Image & Video

LTX-2.3 inference slashed from 300s to 45s on RTX 3080Ti

INT8 quantization and resolution tweaks yield 6× speedup on older hardware.

Deep Dive

A developer building an entertainment app powered by video generation AI successfully optimised LTX-2.3 inference speed on an RTX 3080Ti, dropping generation time from 300 seconds to just 45 seconds per clip. The process involved several key tweaks. First, reducing the output resolution from 1080×1920 to 720×1280 cut time to ~120s. Switching the spatial upscaler from 2× to 1.5× further reduced to 80s, but with a quality trade-off. Next, cutting Stage 2 (upsampling) steps from 3 to 2 by modifying the sigma list saved proportional time without noticeable quality loss. The biggest breakthrough came from using INT8 quantization instead of NVFP4—the RTX 3080Ti (Ampere) handles INT8 far better, dropping time from 80s to 45s. Since few INT8 models or ComfyUI nodes existed for the new v1.1, the developer wrote a custom conversion script and loader node using an AI agent.

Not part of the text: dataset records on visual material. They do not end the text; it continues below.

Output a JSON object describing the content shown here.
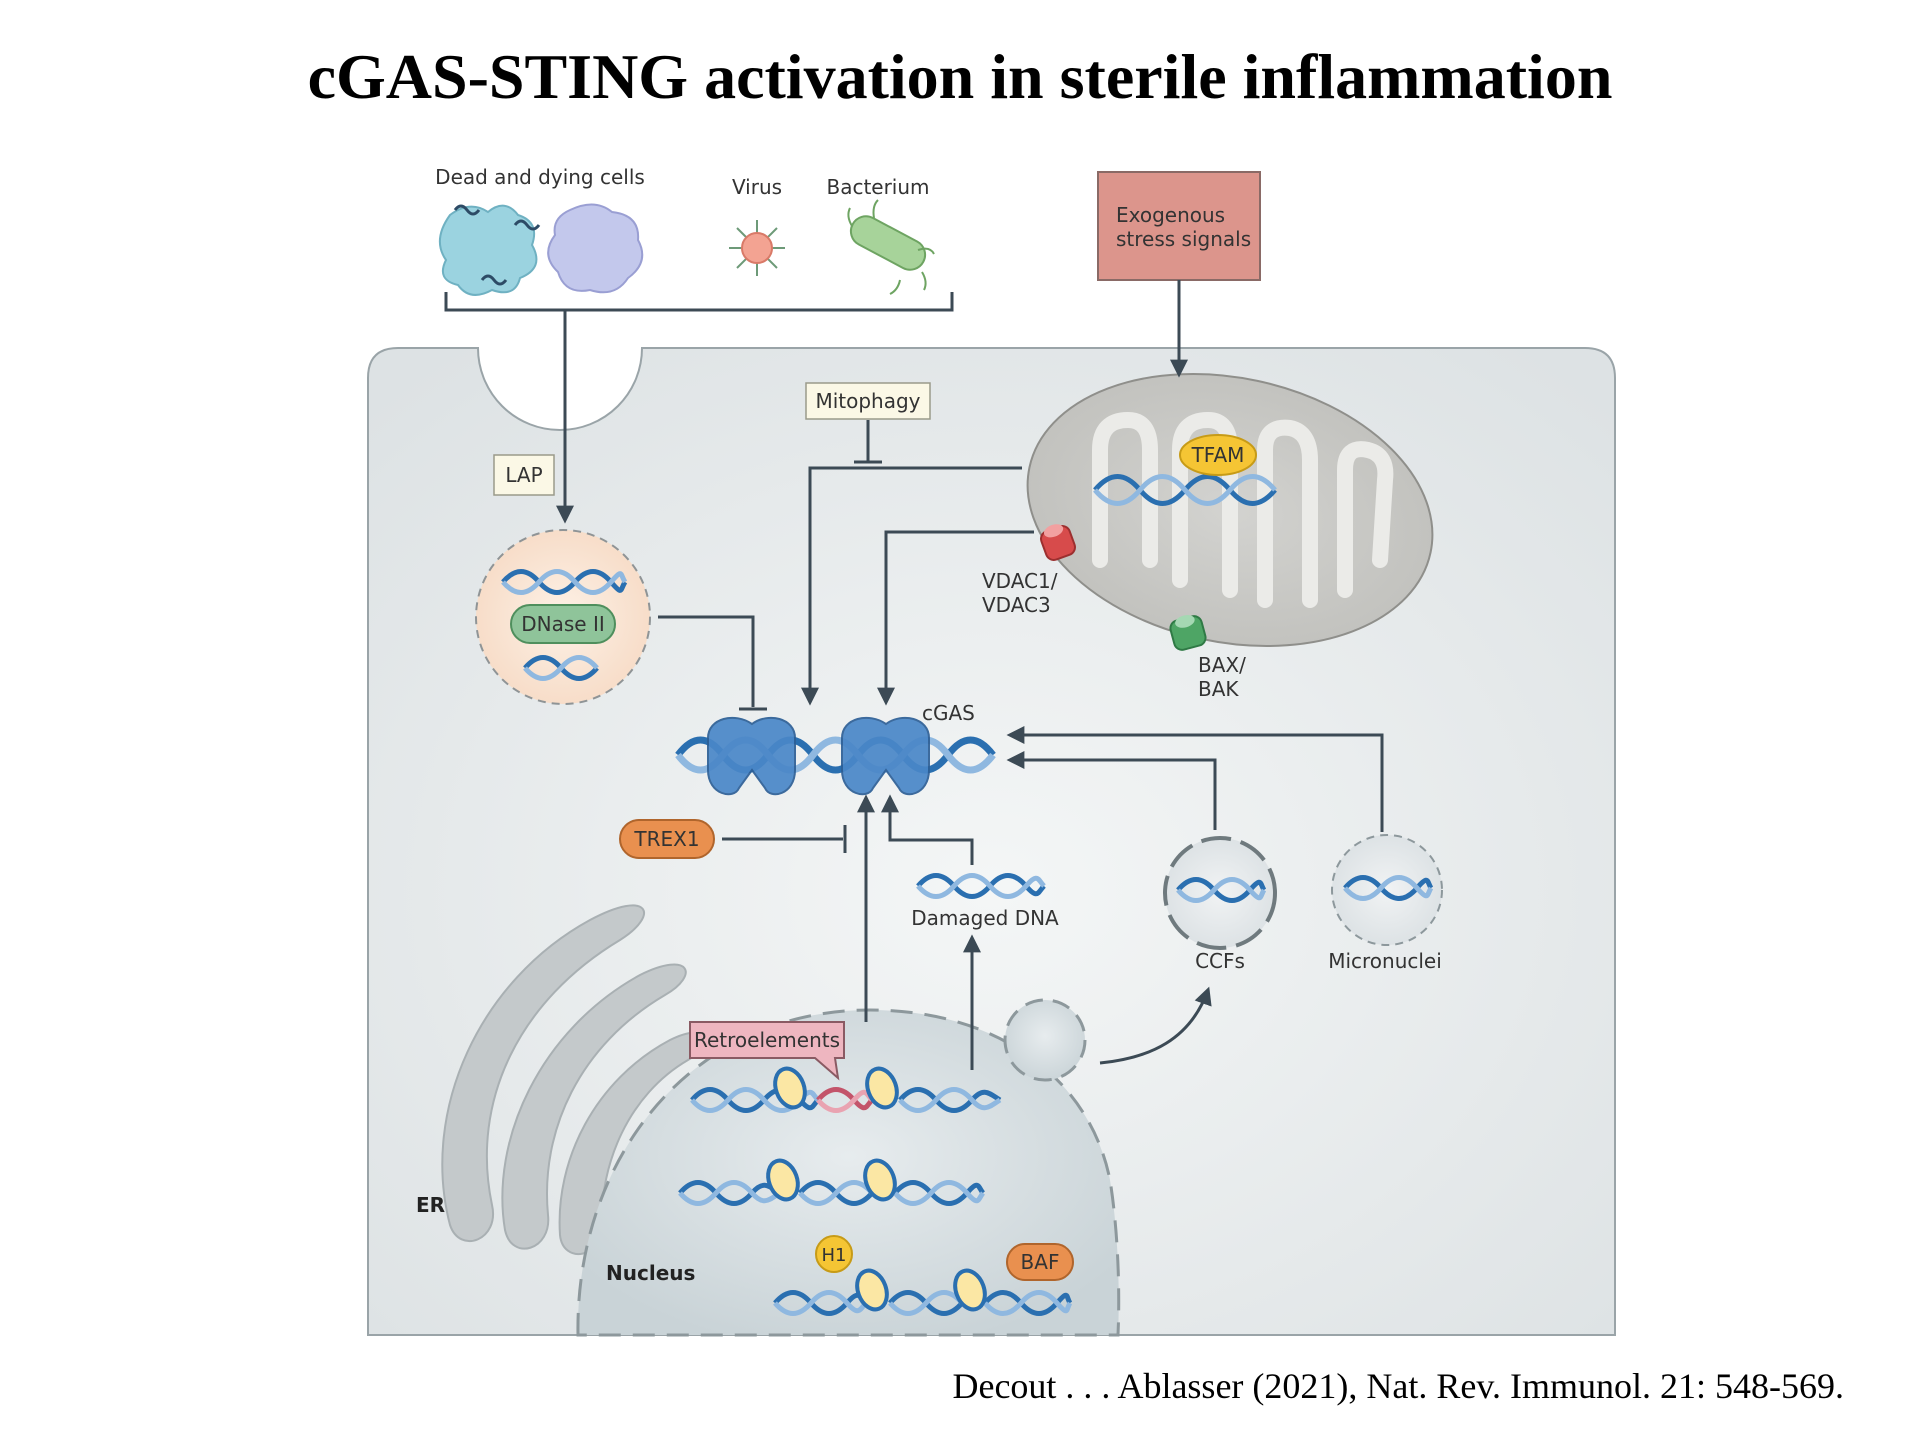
{
  "title": "cGAS-STING activation in sterile inflammation",
  "citation": "Decout . . . Ablasser (2021), Nat. Rev. Immunol. 21: 548-569.",
  "colors": {
    "cell": "#e6eaeb",
    "dna_blue": "#2a6fb0",
    "cgas_blue": "#4a87c8",
    "arrow": "#3c4a55",
    "stress_box": "#dc958c",
    "retro_box": "#eeb6c0",
    "trex1": "#e9904f",
    "dnase": "#8fc49a",
    "tfam": "#f5c534"
  },
  "labels": {
    "dead_cells": "Dead and dying cells",
    "virus": "Virus",
    "bacterium": "Bacterium",
    "exogenous": [
      "Exogenous",
      "stress signals"
    ],
    "mitophagy": "Mitophagy",
    "lap": "LAP",
    "dnase": "DNase II",
    "tfam": "TFAM",
    "vdac": [
      "VDAC1/",
      "VDAC3"
    ],
    "baxbak": [
      "BAX/",
      "BAK"
    ],
    "cgas": "cGAS",
    "trex1": "TREX1",
    "damaged_dna": "Damaged DNA",
    "ccfs": "CCFs",
    "micronuclei": "Micronuclei",
    "retroelements": "Retroelements",
    "er": "ER",
    "nucleus": "Nucleus",
    "h1": "H1",
    "baf": "BAF"
  }
}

The optimised workflow runs 832×1024 resolution at 49 frames (down from 121). Adding a LoRA (rank 16) adds about 4 seconds overhead. The first inference is slower due to model loading, but subsequent runs consistently achieve ~45s. For shorter clips, reducing frame count drastically cuts processing time. The developer notes that Sage Attention didn’t help on Ampere, but suggests RTX 50xx users may benefit. Training was done on an RTX 5090 with musubi-tuner using FP8 and NF4 to save VRAM. The final setup demonstrates that with careful tuning, high-quality video generation is practical even on last-gen consumer GPUs.

Key Points
  • Resolution drop from 1080×1920 to 832×1024 reduced time from 300s to ~120s.
  • INT8 quantization provided the largest speedup, cutting from 80s to 45s on RTX 3080Ti.
  • Custom ComfyUI nodes were required because few INT8 models existed for LTX-2.3 v1.1.

Why It Matters

Practical optimisation guide enables affordable video generation on consumer GPUs without sacrificing quality.